As great as full-blown desktop computers may be for web surfing, gaming, and what have you, they are theaters of distraction when it comes time to write. And while there are machines out there purpose-built for writing, the price tags run awfully high for what they are, which is essentially a microprocessor handling a keyboard and an E-ink display.

So, why not build one yourself, then? That’s the idea behind the Zerowriter, which, as you may have guessed, is based on the Raspberry Pi Zero. The Zero 2 W to be exact: [zerowriter]  says that the extra power over the original Zero is quite useful.

In addition, there’s a 4.2″ Waveshare E-ink display and the Vortex Core 40% keyboard inside the 3D-printed enclosure. The design is based on the Penkesu computer, although in the Zerowriter, the Pi sits behind the screen instead of underneath the keyboard. [zerowriter] built an application on top of the Waveshare demo program that’s easy to use and modify.

The price tag for this build comes in around $200, which is a fraction of similar commercial products. Most of the cost is in this particular keyboard, although 40%s are, broadly speaking, not cheap. We would love to see someone make a keyboard for this.

Looking to make something a bit bigger? Be sure to check out the MUSE.
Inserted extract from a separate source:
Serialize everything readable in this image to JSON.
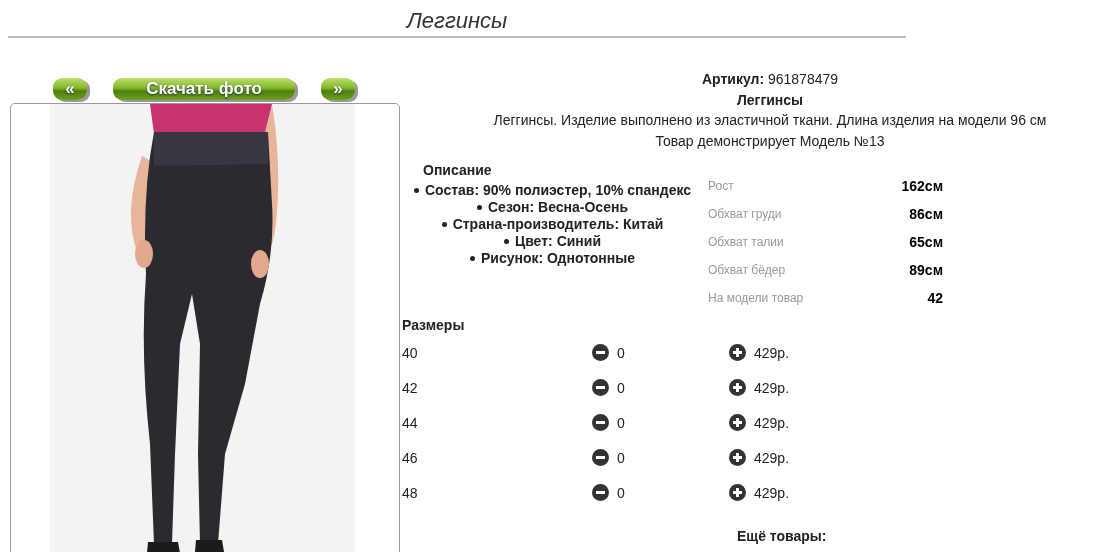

15 thoughts on “Zerowriter Promises Zero Distractions While Writing

    1. Technically Astrohaus’s Freewrite line does this, but frankly? It’s style over substance. I’m not saying it’s a bad product, just that the way they’ve gone about things and just as tellingly how they’ve advertised…. leaves a sour taste in my mouth.

      You can always pick an alphasmart neo up on ebay for like… twenty bucks.

  1. Cool construction. The “cheap” screen seems really disproportionate even to the small keyboard, though. Would the build be significantly more complex with two or three of them?

    The proverbial fraction in the price is a funny element. If sticking to existing keyboards as a base, one could probably get a bigger keyboard paired with a bigger screen and spend not that much more of money on the build. Of course, if you want the device to be tiny above everything else, the situation changes somewhat. What’s going on with the project formerly known as beepberry?

    On a personal level, I’ve had some similar ideas regarding use of e-paper displays, but having a distraction-less device doesn’t really help me – if I have a craving for distractions, it’s not like I can leave my smartphone outside of the town, and if I don’t, I can maximize a particular window on a laptop and ignore everything else in the world. It’s interesting how psychological barriers vary.

    1. It may be easier to set up a typewriter and digitize with OCR on photos taken with a phone (which should be pretty successful, when the typeface is so regular, but corrections would be annoying) but the latency would probably be the thing I’d be more distracted by if I used it than the ergonomics.

  2. Not a bad idea but I think the choice of the screen isn’t all that great. I will one day build something like this but with a bigger screen and a Linux distro that just boots into Vim.